For example, there are three boxes, A, B, and C.

Suppose you choose box B:

Before box B opens, one of the other boxes opens to show that it is empty. Imagine that in this case it is box C:

The game allows you to stay with your first choice or to switch to the other unopened box.

Should you stay or should you switch?

## IM Commentary

The purpose of this task is for students to find the theoretical probability of an event by systematically recording all of the possible outcomes in the sample space and identifying those that correspond to the event. The tricky thing about the problem is that most people assume that it doesn't matter if they stay or switch, thinking that because there are two choices, the chances of getting the points is "50-50." This would be correct if it is equally likely that the 10,000 points is in either of the two boxes, but this is not the case. However, the correct probability can be easily deduced from the uniform probability model applied (appropriately) to the initial situation or approximated by carrying out a simulation. Deciding whether to stay or switch is challenging because there is a temporal element: the player first chooses a box and then the computer game reveals what is in a different box. The key insight is that the computer will always open an empty box.

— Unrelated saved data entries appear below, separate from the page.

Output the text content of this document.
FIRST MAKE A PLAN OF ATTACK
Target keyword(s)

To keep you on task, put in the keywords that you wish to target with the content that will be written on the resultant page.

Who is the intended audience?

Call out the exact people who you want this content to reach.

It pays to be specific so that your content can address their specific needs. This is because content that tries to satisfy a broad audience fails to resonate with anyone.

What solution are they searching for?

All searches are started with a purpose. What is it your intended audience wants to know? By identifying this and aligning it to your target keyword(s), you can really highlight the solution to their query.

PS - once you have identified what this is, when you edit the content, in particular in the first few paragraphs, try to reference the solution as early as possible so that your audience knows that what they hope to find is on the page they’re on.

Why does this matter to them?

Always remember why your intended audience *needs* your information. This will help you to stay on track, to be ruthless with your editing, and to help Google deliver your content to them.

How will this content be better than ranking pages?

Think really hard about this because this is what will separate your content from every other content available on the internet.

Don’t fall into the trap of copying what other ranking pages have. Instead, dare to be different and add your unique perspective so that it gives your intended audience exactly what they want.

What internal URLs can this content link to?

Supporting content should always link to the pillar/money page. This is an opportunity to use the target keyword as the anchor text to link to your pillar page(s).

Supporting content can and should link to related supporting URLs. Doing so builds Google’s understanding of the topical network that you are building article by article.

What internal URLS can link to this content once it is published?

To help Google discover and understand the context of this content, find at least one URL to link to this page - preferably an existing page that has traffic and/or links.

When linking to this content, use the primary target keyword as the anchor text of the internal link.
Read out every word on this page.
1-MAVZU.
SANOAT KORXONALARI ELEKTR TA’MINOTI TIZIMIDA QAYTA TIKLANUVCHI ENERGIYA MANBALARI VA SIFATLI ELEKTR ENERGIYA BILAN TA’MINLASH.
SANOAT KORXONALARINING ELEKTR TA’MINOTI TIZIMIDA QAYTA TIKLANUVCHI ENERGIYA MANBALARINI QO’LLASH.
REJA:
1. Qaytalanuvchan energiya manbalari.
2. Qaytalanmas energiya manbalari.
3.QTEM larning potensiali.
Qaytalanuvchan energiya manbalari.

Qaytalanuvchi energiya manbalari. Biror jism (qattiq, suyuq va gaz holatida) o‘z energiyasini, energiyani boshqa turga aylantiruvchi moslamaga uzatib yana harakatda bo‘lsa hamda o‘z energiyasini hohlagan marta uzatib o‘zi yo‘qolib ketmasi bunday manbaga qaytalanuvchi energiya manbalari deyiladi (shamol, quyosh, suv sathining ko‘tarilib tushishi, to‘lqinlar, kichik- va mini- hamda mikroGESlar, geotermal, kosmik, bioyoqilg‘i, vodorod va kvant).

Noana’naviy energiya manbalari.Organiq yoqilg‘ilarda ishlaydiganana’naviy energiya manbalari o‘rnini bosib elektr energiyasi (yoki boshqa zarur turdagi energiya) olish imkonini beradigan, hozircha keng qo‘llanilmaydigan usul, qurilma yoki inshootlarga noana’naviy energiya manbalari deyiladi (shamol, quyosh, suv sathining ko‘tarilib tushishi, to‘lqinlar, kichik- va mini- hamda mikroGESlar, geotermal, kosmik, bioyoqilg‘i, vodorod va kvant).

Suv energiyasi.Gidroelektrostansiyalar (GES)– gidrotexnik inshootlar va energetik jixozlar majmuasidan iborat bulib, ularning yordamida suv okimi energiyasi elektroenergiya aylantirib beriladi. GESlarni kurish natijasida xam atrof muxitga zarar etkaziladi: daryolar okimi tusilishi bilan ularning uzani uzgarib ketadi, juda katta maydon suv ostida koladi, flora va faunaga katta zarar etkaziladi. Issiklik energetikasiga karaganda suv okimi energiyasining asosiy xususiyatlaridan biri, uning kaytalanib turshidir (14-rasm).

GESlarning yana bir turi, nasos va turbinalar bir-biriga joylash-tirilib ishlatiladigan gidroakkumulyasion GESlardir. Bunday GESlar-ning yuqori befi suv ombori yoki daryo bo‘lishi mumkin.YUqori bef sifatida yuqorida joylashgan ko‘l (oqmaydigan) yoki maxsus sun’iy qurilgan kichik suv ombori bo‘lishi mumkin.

Don't reveal the answer before students have had a chance to struggle with the reasoning here. This struggle is productive and helps students develop insight. Encourage students to do a simulation of the game (with cups and a ball for example) and after several repetitions they should notice that switching is better than staying. The simulation will likely indicate the correct answer, but students may require more encouragement to provide an explanation: at this point, the teacher might suggest making a list or table of possibilities and, with some careful thinking, this should lead students down the path to understanding. Because the problem is conceptually difficult and involves a game for two people, this task is ideally suited for group work.

Perhaps the easiest way to see the correct probabilities is to observe that if you choose to switch, you will win whenever the 10,000 points are in either of the boxes you did not initially choose (2 out of 3). If you stay, you only win the points 1 out of 3 times. Switching exploits the fact that the computer will never open the box with the points in it.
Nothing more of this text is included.